I knew I’d prefer a different way to dry and store the paint skins and had been looking for a second-hand catering tray trolley, but discovered they cost about £200 each even for used ones, so I’d sort of given up on that idea.

Except I hadn’t really given up, I’m nothing if not persistent.

From the time I’d first started to look for a trolley until recently, I’d joined fb. Through fb I found local selling sites and through those sites, Marketplace. I love Marketplace, I’ve sold things through marketplace and I’ve bought things. A couple of weeks ago I was checking my items for sale posts when up popped new items for sale Marketplace and yes, you’ve probably guessed it, there was a tray trolley, not only one but two. The price was £50 for the two and included the trays. I agreed a price of £40 for the two and went to collect them from about 20 miles away. They just fitted into my car and the friend who came with me was gently amused at how thrilled I was at getting these trolleys.
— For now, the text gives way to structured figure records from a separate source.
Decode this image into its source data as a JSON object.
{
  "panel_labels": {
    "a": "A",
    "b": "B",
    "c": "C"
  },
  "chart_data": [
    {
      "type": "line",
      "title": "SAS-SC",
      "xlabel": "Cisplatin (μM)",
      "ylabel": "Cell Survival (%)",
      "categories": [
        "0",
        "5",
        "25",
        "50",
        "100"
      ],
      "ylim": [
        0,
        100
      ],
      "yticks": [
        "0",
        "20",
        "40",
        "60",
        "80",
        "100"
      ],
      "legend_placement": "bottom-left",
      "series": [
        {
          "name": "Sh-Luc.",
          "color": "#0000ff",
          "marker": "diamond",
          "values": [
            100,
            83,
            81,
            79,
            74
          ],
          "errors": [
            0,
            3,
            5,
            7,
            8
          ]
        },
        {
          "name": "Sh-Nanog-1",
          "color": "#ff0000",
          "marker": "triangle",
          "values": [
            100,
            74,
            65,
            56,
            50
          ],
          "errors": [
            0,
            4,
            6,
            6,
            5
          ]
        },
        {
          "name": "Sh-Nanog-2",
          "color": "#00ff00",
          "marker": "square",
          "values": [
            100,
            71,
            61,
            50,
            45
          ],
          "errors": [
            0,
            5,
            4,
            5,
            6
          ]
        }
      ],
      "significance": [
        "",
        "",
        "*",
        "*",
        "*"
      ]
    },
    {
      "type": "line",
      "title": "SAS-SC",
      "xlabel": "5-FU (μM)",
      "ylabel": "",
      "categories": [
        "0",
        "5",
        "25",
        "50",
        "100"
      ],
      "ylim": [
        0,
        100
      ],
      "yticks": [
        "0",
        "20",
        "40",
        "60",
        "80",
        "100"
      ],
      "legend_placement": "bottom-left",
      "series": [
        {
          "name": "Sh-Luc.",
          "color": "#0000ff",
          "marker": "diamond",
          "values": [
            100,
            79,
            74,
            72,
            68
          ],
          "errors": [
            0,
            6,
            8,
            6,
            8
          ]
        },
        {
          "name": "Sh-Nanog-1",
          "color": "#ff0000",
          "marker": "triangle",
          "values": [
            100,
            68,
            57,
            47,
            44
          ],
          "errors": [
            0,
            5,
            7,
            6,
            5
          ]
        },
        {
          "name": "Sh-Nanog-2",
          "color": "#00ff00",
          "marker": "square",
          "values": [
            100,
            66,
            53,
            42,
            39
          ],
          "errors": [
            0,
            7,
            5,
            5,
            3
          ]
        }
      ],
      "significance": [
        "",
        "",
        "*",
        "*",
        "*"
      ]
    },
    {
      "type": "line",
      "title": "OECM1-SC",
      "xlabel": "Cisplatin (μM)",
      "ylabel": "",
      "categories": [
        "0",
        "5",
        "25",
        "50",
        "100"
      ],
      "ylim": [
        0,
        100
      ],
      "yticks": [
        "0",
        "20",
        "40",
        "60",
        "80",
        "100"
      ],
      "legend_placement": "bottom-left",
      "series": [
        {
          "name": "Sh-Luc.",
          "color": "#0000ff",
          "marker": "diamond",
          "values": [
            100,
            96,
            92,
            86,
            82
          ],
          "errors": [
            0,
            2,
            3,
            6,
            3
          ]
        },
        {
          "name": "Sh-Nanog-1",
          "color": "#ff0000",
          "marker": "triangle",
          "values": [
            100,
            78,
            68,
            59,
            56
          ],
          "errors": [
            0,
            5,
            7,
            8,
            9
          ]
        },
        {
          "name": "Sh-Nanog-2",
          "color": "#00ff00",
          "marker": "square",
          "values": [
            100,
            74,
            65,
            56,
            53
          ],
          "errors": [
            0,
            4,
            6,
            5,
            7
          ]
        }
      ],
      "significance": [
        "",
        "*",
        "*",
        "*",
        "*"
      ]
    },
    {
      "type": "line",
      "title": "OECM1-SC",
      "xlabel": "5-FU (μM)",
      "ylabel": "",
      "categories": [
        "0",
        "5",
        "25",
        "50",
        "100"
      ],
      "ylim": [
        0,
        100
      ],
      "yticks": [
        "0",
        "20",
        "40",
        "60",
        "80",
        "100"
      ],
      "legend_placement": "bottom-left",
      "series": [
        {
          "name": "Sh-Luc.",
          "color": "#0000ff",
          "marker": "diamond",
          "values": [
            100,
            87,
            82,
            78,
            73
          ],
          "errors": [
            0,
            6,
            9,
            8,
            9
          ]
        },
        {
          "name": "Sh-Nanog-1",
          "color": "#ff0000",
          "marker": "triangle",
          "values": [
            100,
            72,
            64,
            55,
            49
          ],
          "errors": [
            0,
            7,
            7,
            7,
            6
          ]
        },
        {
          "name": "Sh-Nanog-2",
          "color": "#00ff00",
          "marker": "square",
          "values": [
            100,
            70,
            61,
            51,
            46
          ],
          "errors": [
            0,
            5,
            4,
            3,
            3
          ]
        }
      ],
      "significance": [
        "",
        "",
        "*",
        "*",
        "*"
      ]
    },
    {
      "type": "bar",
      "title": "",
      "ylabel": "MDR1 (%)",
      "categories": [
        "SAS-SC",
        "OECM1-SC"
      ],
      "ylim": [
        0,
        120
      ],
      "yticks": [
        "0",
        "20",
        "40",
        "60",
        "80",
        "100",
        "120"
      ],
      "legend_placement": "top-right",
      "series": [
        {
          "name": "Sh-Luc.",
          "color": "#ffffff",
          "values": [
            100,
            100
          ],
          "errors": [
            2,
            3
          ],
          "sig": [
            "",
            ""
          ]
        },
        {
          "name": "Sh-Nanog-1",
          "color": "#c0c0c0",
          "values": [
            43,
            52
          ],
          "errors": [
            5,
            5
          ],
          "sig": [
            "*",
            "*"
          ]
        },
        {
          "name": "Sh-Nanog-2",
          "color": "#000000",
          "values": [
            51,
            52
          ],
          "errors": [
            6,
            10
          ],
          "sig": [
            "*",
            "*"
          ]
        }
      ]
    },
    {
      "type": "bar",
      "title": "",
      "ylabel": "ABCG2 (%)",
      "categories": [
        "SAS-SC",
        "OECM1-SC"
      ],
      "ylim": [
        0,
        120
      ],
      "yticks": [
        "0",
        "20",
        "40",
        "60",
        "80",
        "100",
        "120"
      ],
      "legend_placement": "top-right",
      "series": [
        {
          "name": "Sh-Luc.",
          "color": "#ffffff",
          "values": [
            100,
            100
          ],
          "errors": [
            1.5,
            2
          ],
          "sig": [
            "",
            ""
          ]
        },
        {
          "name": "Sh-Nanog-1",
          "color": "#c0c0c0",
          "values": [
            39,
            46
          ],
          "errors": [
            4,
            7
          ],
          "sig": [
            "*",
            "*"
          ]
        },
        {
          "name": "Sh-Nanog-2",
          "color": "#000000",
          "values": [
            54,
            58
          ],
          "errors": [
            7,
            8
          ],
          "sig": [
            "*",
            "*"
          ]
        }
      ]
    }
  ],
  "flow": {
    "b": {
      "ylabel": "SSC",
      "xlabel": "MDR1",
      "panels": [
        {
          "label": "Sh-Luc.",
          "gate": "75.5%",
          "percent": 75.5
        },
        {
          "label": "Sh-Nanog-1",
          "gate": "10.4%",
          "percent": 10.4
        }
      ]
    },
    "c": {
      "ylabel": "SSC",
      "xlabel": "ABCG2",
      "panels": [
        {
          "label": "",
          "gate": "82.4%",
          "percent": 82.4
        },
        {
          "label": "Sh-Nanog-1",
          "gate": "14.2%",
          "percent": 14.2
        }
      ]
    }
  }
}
I adore trolleys, they are such good items for studios, they make the space more flexible. I bought library trolleys some years ago that I use for my paint. I wrote about those trolleys in an earlier blog.

I was inordinately pleased at acquiring the tray trolleys, not only was it the outcome of having patiently waited to find what I sought at a price I could afford, it represented something much more.  Even though it was a temporary seismic shift from the last sad years to a feeling of hope, it was the fact that I could, even if temporarily at first, feel that hope again. It meant I was thinking of being in the studio working rather than worrying about how it is getting finished.

On the next warm spring day I will wheel the trolleys out of my garage and give them a good clean down (they are a bit greasy from their last reincarnation.). It will be a labour of love.